Getting into Gear for 2014: Shifting New Medicaid Eligibility and Enrollment Policies into Drive
Medicaid and CHIP Eligibility as of January 1, 2014
A number of income sources, such as child support and Social Security benefits, which are currently counted for Medicaid eligibility, are excluded from taxable income and MAGI-based determinations. States also take a different approach to determining the size of family, often based on who is applying for benefits. But under the new MAGI rules, household size will be based on the tax-filing unit, with all individuals claimed as dependents included when determining that taxpayer’s family size.
Despite the attempt at coordination, there will be cases in which the definitions of household and income will not align across the various coverage programs.
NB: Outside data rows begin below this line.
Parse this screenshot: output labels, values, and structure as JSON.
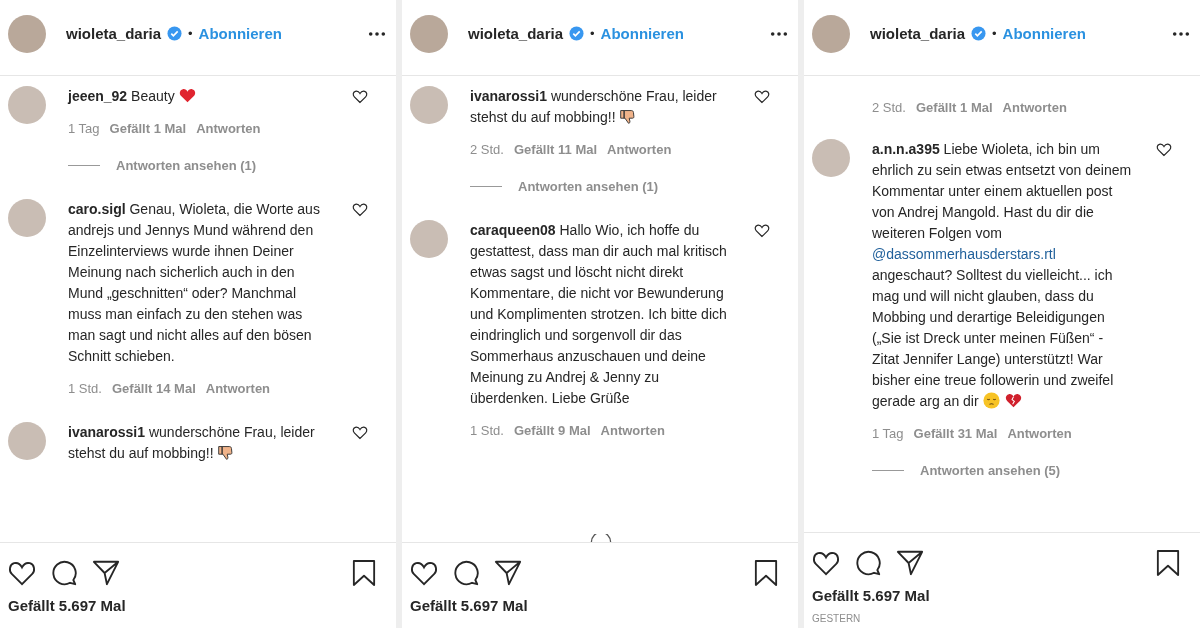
{
  "panels": [
    {
      "header": {
        "username": "wioleta_daria",
        "verified": true,
        "separator": "•",
        "follow": "Abonnieren"
      },
      "comments": [
        {
          "kind": "comment",
          "username": "jeeen_92",
          "parts": [
            {
              "kind": "text",
              "text": "Beauty"
            },
            {
              "kind": "heart"
            }
          ],
          "time": "1 Tag",
          "likes": "Gefällt 1 Mal",
          "reply": "Antworten",
          "view_replies": "Antworten ansehen (1)"
        },
        {
          "kind": "comment",
          "username": "caro.sigl",
          "parts": [
            {
              "kind": "text",
              "text": "Genau, Wioleta, die Worte aus andrejs und Jennys Mund während den Einzelinterviews wurde ihnen Deiner Meinung nach sicherlich auch in den Mund „geschnitten“ oder? Manchmal muss man einfach zu den stehen was man sagt und nicht alles auf den bösen Schnitt schieben."
            }
          ],
          "time": "1 Std.",
          "likes": "Gefällt 14 Mal",
          "reply": "Antworten"
        },
        {
          "kind": "comment",
          "username": "ivanarossi1",
          "parts": [
            {
              "kind": "text",
              "text": "wunderschöne Frau, leider stehst du auf mobbing!!"
            },
            {
              "kind": "thumbs-down"
            }
          ]
        }
      ],
      "loading": false,
      "likes": "Gefällt 5.697 Mal"
    },
    {
      "header": {
        "username": "wioleta_daria",
        "verified": true,
        "separator": "•",
        "follow": "Abonnieren"
      },
      "comments": [
        {
          "kind": "comment",
          "username": "ivanarossi1",
          "parts": [
            {
              "kind": "text",
              "text": "wunderschöne Frau, leider stehst du auf mobbing!!"
            },
            {
              "kind": "thumbs-down"
            }
          ],
          "time": "2 Std.",
          "likes": "Gefällt 11 Mal",
          "reply": "Antworten",
          "view_replies": "Antworten ansehen (1)"
        },
        {
          "kind": "comment",
          "username": "caraqueen08",
          "parts": [
            {
              "kind": "text",
              "text": "Hallo Wio, ich hoffe du gestattest, dass man dir auch mal kritisch etwas sagst und löscht nicht direkt Kommentare, die nicht vor Bewunderung und Komplimenten strotzen. Ich bitte dich eindringlich und sorgenvoll dir das Sommerhaus anzuschauen und deine Meinung zu Andrej & Jenny zu überdenken. Liebe Grüße"
            }
          ],
          "time": "1 Std.",
          "likes": "Gefällt 9 Mal",
          "reply": "Antworten"
        }
      ],
      "loading": true,
      "likes": "Gefällt 5.697 Mal"
    },
    {
      "header": {
        "username": "wioleta_daria",
        "verified": true,
        "separator": "•",
        "follow": "Abonnieren"
      },
      "comments": [
        {
          "kind": "fragment",
          "time": "2 Std.",
          "likes": "Gefällt 1 Mal",
          "reply": "Antworten"
        },
        {
          "kind": "comment",
          "username": "a.n.n.a395",
          "parts": [
            {
              "kind": "text",
              "text": "Liebe Wioleta, ich bin um ehrlich zu sein etwas entsetzt von deinem Kommentar unter einem aktuellen post von Andrej Mangold. Hast du dir die weiteren Folgen vom"
            },
            {
              "kind": "mention",
              "text": "@dassommerhausderstars.rtl"
            },
            {
              "kind": "text",
              "text": "angeschaut? Solltest du vielleicht... ich mag und will nicht glauben, dass du Mobbing und derartige Beleidigungen („Sie ist Dreck unter meinen Füßen“ - Zitat Jennifer Lange) unterstützt! War bisher eine treue followerin und zweifel gerade arg an dir"
            },
            {
              "kind": "pensive"
            },
            {
              "kind": "broken-heart"
            }
          ],
          "time": "1 Tag",
          "likes": "Gefällt 31 Mal",
          "reply": "Antworten",
          "view_replies": "Antworten ansehen (5)"
        }
      ],
      "loading": false,
      "likes": "Gefällt 5.697 Mal",
      "date": "GESTERN"
    }
  ]
}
For example, Medicaid/CHIP eligibility will still be based on monthly income, whereas eligibility for premium credits in the Marketplace will be based on annual income. Additionally, certain types of income, such as educational grants, are not included when determining eligibility in Medicaid, but are when determining eligibility for Marketplace coverage. The household composition, such as for married couples, may also be counted differently in Medicaid. However, there is a safe harbor provision for individuals and families who are determined ineligible for Medicaid by the Medicaid agency, but are found to have income below 100 percent of the FPL based on the methods used by the Marketplace. In such cases, Medicaid eligibility will be determined using the tax definition (i.e., what was used by the Marketplace), allowing the applicant(s) to secure coverage in Medicaid and avoid a gap in coverage.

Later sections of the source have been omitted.